More corporate houses waiting to start airlines
TAMBARAM: Though air travellers have constituted only three per cent of the total number of passengers using all transport modes in the country, the civil aviation sector is growing at a drastic pace.
However, there is a mismatch between capacity and requirement, said K. Ramalingam, Chairman of Airports Authority of India, on Friday.
Addressing a two-day seminar on ``Changing Trends in Civil Aviation,'' organised by the Department of Aerospace Engineering, Madras Institute of Technology, Chromepet, the AAI chief said there were 300 aircraft in the country at present, compared to 900 in China.
500 aircraft in five years
Nearly 40 million passengers travelled by air every year, compared to 138 million in China, Dr. Ramalingam said. Civil aviation fields in India and China were the fastest growing regions in Asia-Pacific, the AAI chief said, adding that many more corporate houses were waiting to start new airline companies. Many were waiting for their applications to be cleared for starting new companies and existing ones were waiting for government nod to purchase new aircraft, he said.

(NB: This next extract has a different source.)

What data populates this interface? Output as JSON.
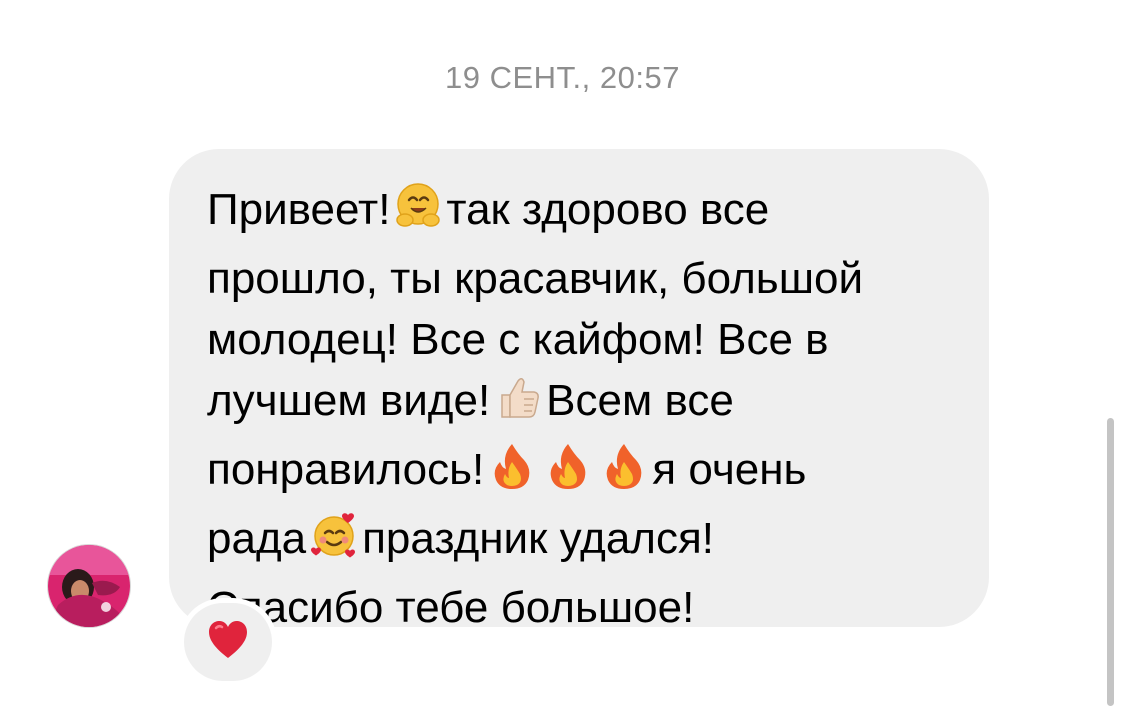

``Operators would buy 500 aircraft including A-380 in the next five years,'' Dr. Ramalingam said. To keep pace with the demand, infrastructure development in terms of expansion and improvement of the existing facilities and creation of new ones were imperative.
"An estimated Rs. 40,000 crores would be spent by 2010," he said.
Of the 454 airports and airstrips, including abandoned and unused ones, the AAI had under its fold 127 airports, including 15 international ones. Of them 35 were non-metro airports and Rs. 7,000 crore would be spent for their development.
In order to expand air services to remote areas and pilgrim spots, the Government would soon be launching helicopter services.
There would be helicopter links from Madurai to Kodaikanal and Rameswaram in Tamil Nadu, when the services commenced, Mr. Ramalingam said.
Need for an Authority
D. Viswanathan, Vice-Chancellor of Anna University, called for the constitution of a Civil Aviation Authority to act as a facilitator to prescribe and enforce minimum standards for all agencies and settle disputes with regard to abuse of monopoly and ensure a level-playing field for all agencies.
The Authority's objectives should be to ensure safety, security and effective regulation, Dr. Viswanathan said. The country should explore the possibility of excelling in traveller's supporting services, engine overhaul, small avionics facility, and composite training for pilots, engineers, technicians and cabin crew, he said.
A. Joseph Stanley, Head, Department of Aerospace Engineering, said the two-day seminar was aimed at exposing students to new trends in field and give them an opportunity to interact with professionals and experts in the industry.
S. Kanagasabapathy, Dean, MIT, was also present.